Well, the first time, she didn't come over, but then she did a day or so later. Basically I sat, listened, validated for a couple of hours. At the end, she asked "So, do you think I've been abusive to you for the last two hours?" to which I replied "No, but you did spend two hours telling me what was wrong with me." She got a bit upset at that and left. She called back about 30 minutes later to, as she put it, "try to end the day on a good note". She pointed out that she (and I) have been arguing for months out of a place of hurt and that we're so focused on what's wrong with the other person that we aren't taking each other into consideration, and she said we needed to work on that. I listened, and just stuck with "I understand what you're saying." Yesterday was the text of the communication chart that actually (and completely unplanned, so that's interesting) backed up the rational behind what she was trying to explain on the phone. Random. She said she'd tell me about it later. Haven't heard back from her since.
She pointed out that she (and I) have been arguing for months out of a place of hurt and that we're so focused on what's wrong with the other person that we aren't taking each other into consideration, and she said we needed to work on that.
Taking away all past actions and ways in which you got to this point - this is a potentially valid point from your W. It would be a good starting point for future R talks, if you head that direction.
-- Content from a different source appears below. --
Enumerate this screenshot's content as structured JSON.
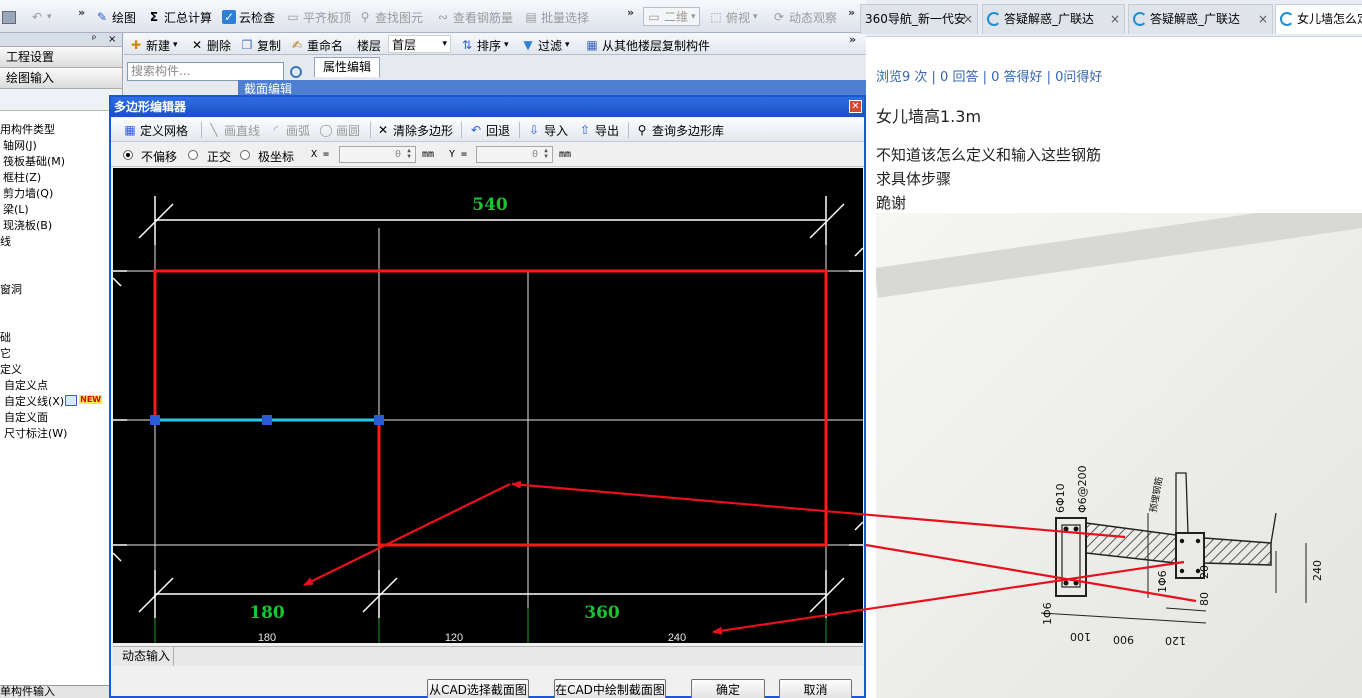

If you have any R talks, being sure to focus only on how each of you feels/felt hurt. It would be important to gently remind one another that the point of the conversation is not how you feel the other person should change, but identifying what each of you wishes to change in yourselves.
I did agree with her that the point was valid. We have mediation Tuesday, and she's still randomly seeing this one dude as far as I know, so R isn't on the table just yet.
I believe the only reason she's acting this way now is because the D is getting close and my atty has taken steps to make sure she can't pull any more dirty litigation tricks, and she doesn't like that our S will be living with me (even though she says it's ideal and he's currently living with me).